Reputation: 1
So, for the life of me I cannot figure out how to get gorilla's csrf to work when not injecting it straight into fields. It keeps talking about passing it through headers and cookies, but nothing I do seems to work... here's what I have for my go server:
`
package main
import (
"gorilla/mux"
"gorilla/csrf"
"net/http"
"log"
"encoding/json"
"http/template"
"time"
)
func showLoginPage(w http.ResponseWriter, r *http.Request) {
w.Header().Set("Set-Cookie", "_gorilla_csrf="+csrf.Token(r))
templates.ExecuteTemplate(w, "<template_here>", nil)
}
func doLogin(w http.ResponseWriter, r *http.Request) {
w.Header().Set("Set-Cookie", "_gorilla_csrf="+csrf.Token(r))
/**
builds resp
**/
w.Write(resp)
}
func main() {
r := mux.NewRouter()
r.HandleFunc("/login", showLoginPage).Methods("GET")
r.HandleFunc("/login", doLogin).Methods("POST")
r.PathPrefix("/js/").Handler(http.StripPrefix("/js/", http.FileServer(http.Dir("./js"))))
r.PathPrefix("/css/").Handler(http.StripPrefix("/css/", http.FileServer(http.Dir("./css"))))
srv := &http.Server{
Handler: csrf.Protect([]byte("very-secret-string"), csrf.Secure(false))(r),
Addr: "127.0.0.1:8000",
// Good practice: enforce timeouts for servers you create!
WriteTimeout: 15 * time.Second,
ReadTimeout: 15 * time.Second,
}
log.Fatal(srv.ListenAndServe())
}
`
whereas, on my frontend I have this so that all requests get updated: `
var getCookie = function(cname) {
var name = cname + "=";
var ca = document.cookie.split(';');
for (var i = 0; i < ca.length; i++) {
var c = ca[i];
while (c.charAt(0) == ' ') c = c.substring(1);
if (c.indexOf(name) == 0) return c.substring(name.length, c.length);
}
return "";
};
$.ajaxPrefilter(function( options ) {
options.beforeSend = function (xhr) {
xhr.setRequestHeader('X-CSRF-Token', getCookie('_gorilla_csrf'));
}
});
`
I know I have to be missing something, but I really just can't seem to grasp this at all. Any help would be very appreciated.
Upvotes: 0
Views: 2062
Reputation: 4791
It seems you're overwriting the gorilla created real CSRF token using this line. Gorilla is using session store to keep real CSRF tokens for validation.
w.Header().Set("Set-Cookie", "_gorilla_csrf="+csrf.Token(r))

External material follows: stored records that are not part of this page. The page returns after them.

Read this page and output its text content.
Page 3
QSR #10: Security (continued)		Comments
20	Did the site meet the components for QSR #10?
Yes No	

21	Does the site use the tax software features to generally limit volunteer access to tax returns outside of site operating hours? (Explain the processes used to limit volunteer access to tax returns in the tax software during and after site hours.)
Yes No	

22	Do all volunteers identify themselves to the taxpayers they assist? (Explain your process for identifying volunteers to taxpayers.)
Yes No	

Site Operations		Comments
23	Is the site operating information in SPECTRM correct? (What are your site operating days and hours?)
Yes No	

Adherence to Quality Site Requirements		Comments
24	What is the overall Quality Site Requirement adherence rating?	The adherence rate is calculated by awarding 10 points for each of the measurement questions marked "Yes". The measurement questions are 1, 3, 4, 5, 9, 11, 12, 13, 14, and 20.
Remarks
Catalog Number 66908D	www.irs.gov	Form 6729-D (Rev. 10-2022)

Please do not touch _gorilla_csrf
this cookie.
Gorilla supports the CSRF via form field
and header
only. So pick your choice, their readme has required information you need (Form field, Header and Customizing field name & header name).
gorilla/csrf
checks CSRF token in this order:
gorilla/csrf inspects the HTTP headers (first) and form body (second) on subsequent POST/PUT/PATCH/DELETE/etc. requests for the token.